XVIII Edición
Curso 2021 - 2022
La bandera
Óscar Sakaguchi, 17 años
Preparatoria de la Universidad Panamericana
(Ciudad de México, México)
<<¿Tanto vale una guerra?>>, se preguntó el coronel Francisco Bustamante aquella noche de mayo de 1863, en la que agonizaba recostado junto a las raíces de un árbol. Estaba herido por un impacto de bala que le había atravesado la pierna y fracturado el fémur. El dolor hubiera sido insoportable si no fuera porque la caída del caballo lo había dejado aturdido. Su corcel agonizaba a su lado con una pata rota.
Bustamante observó a la gente que corría por las calles de San Lorenzo Almecatla. Los alaridos de las mujeres se mezclaban con las detonaciones de los fusiles. Soldados, civiles y niños caían abatidos por los disparos de los franceses. El ejército mexicano había sucumbido ante las tropas de Bazaine. Parecía imposible que, apenas hacía una hora, el pueblo celebrara una gran fiesta.
Bustamante descubrió su pistola a escasos centímetros. Recordó que la portaba en la mano cuando cayó del caballo. Intentó alcanzarla, pero un ruido ensordecedor lo paralizó. ¿Acaso había llegado su fin? Le vinieron a la mente los recuerdos de antiguas batallas compartidas con sus compañeros. Nunca pensó que fuera a verlos morir.
Se concentró en la respiración apresurada del animal, cuyos ojos aún retenían la vida.

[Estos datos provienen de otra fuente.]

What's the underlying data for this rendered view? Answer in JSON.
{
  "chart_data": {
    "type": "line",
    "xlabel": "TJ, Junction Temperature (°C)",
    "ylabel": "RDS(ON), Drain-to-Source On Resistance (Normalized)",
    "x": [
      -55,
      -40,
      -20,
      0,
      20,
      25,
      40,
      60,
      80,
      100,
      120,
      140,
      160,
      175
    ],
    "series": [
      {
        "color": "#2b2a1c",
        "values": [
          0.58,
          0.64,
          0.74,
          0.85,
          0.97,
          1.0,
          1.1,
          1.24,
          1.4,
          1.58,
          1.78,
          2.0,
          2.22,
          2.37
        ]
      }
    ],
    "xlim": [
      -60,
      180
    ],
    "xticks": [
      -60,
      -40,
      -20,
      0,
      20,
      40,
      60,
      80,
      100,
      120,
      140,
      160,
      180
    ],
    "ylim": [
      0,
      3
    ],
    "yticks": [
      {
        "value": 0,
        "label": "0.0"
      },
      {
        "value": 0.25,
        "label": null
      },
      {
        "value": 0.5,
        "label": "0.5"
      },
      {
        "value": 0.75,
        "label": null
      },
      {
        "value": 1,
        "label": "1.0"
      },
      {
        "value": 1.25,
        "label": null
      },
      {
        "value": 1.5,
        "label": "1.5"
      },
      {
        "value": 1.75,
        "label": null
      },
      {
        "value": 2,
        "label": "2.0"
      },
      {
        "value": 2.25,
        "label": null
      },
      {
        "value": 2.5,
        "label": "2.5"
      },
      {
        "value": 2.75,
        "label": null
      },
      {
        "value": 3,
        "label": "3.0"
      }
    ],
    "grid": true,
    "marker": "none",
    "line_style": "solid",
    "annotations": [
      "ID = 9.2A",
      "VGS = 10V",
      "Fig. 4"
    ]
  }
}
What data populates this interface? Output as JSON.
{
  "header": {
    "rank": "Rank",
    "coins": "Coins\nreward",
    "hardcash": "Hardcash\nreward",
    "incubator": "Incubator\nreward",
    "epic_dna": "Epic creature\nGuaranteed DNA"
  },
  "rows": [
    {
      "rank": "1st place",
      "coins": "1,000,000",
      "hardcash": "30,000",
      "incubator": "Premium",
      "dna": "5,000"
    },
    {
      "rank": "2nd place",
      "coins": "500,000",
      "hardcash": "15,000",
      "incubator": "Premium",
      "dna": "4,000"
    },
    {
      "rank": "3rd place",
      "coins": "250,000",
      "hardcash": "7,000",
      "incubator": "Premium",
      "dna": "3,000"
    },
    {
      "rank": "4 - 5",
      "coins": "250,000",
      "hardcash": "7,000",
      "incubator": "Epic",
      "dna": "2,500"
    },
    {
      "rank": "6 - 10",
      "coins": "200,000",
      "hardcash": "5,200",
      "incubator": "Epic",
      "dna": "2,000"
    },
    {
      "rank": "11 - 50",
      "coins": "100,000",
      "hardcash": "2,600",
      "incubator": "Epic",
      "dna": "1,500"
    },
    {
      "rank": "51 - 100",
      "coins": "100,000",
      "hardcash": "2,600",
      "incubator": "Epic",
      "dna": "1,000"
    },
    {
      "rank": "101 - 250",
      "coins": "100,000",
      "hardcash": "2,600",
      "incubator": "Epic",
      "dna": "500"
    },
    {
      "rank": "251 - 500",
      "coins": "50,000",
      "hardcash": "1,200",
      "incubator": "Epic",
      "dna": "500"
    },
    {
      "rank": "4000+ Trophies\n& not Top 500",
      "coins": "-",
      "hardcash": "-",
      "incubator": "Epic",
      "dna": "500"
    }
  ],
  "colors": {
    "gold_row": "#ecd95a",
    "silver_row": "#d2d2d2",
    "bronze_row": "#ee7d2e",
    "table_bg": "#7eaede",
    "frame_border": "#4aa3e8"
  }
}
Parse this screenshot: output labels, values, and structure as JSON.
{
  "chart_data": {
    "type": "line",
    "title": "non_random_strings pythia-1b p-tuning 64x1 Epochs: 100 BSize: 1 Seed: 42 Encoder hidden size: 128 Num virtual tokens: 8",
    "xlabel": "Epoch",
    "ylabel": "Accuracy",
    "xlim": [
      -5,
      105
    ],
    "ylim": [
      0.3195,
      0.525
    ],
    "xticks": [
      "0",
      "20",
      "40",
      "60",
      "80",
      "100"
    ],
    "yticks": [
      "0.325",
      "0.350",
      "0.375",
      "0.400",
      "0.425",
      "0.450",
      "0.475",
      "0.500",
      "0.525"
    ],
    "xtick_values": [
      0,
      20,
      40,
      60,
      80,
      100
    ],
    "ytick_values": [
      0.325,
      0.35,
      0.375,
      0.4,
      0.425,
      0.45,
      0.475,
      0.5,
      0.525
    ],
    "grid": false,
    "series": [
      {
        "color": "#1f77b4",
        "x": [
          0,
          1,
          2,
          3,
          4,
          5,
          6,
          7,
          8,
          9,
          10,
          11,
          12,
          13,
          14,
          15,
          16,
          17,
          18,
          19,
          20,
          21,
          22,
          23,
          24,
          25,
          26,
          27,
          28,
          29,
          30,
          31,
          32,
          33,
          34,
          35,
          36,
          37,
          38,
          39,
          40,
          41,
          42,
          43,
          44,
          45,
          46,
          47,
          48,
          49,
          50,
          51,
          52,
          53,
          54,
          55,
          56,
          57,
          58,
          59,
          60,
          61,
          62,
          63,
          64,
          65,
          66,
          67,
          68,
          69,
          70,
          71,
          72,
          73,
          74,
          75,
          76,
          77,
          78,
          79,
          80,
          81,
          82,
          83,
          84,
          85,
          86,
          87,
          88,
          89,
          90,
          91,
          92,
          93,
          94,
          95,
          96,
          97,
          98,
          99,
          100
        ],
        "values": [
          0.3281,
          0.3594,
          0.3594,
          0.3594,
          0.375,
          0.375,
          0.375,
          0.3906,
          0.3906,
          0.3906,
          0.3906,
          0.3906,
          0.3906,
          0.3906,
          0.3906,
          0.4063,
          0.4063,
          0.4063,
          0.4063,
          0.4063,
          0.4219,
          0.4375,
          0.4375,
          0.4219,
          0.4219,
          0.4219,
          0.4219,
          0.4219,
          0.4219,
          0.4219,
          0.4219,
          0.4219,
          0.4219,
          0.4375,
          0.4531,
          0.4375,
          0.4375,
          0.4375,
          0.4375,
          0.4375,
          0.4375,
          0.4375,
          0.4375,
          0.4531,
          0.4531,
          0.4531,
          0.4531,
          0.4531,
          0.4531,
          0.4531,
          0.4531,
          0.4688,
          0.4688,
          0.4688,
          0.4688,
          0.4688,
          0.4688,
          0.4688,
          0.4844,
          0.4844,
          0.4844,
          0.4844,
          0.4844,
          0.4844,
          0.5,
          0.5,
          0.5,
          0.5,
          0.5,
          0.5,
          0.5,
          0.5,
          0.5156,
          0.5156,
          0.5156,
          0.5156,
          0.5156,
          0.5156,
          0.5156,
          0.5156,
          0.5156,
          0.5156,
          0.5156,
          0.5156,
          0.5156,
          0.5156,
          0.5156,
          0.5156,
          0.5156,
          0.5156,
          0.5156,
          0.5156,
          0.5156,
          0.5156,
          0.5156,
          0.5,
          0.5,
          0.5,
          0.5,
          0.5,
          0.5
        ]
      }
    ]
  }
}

Entonces regresó su atención a la pistola y con un esfuerzo sobrehumano la alcanzó, revisó el cargador y encañonó a su fiel montura. En cuanto disparó, el caballo dejó de sufrir.
El coronel reflexionó acerca de la fugacidad de la vida, de su propia vida. Tantas valerosas hazañas con las que había levantado el honor de su leyenda para que, en un instante, perecieran. Pensó en los grandes hombres reducidos a la nada. Aunque sabía que la muerte es cosa común en el campo de batalla, no la había considerado como posible para sí hasta ese instante.
Volvió la vista hacia la calle y descubrió a dos franceses junto a una pequeña capilla. Uno retiraba la bandera republicana que tapaba el crucifijo de la entrada, mientras el otro prendía una antorcha. La calle estaba sembrada de cadáveres. El resto del ejército de Bazaine se concentraba en la plaza. El soldado arrancó la bandera, se alejó unos cuantos pasos de la capilla y empezó a desgarrarla con la bayoneta. Su compañero lanzó la antorcha al interior de la ermita. El fuego se esparció con facilidad.
Tan triste escena ―enaltecedora para los franceses― se vio interrumpida por el débil son de una trompeta. Francisco Bustamante buscó con los ojos el origen de la música para descubrir a uno de sus hombres, que caminaba por la acera: estaba malherido y se apoyaba en los muros de las casas para mantenerse en pie. Con el instrumento iba entonando la marcha típica de la caballería mexicana, al tiempo que lanzaba miradas de enojo a los enemigos que habían prendido la capilla, que se quedaron paralizados ante la aparición de aquel pobre muchacho. El de la bandera se acomodó el arma y le disparó. El sonido de la trompeta se rompió en una nota desafinada antes de que el valiente soldado cayera muerto. Los franceses se rieron por un momento, pues se escuchó un fuerte relincho detrás del recién fallecido: el último jinete de la caballería mexicana picaba espuelas hacia ellos.
La tierra tembló con el potente galope del caballo. El jinete alzó el sable que empuñaba en la mano diestra, alcanzó al primer francés, bajó el brazo y le dio un golpe mortal. De seguido llegó al otro militar, y con ferocidad le sajó el estómago. Entonces se detuvo y permaneció victorioso durante un instante, observando la muerte de sus enemigos. Acababa de convertirse en un héroe.
Cuando vio al ejército francés reunido en la plaza, al final de la calle, gritó:
―¡Viva la patria mía!
Espoleó a su alazán rumbo a la columna.
El coronel Bustamante lo perdió de vista en cuanto hombre y caballo avanzaron algunos metros. Entonces se incorporó para examinar su herida. Había perdido tanta sangre que no sentía la pierna. Volvió a recostarse y reposó la cabeza en el tronco del árbol. Suspiró al contemplar su bandera hecha jirones. Las llamas de la capilla estaban a punto de alcanzarla. De la plaza le llegaron varias detonaciones seguidas de un relincho de dolor. Fue lo último que hubo de escuchar.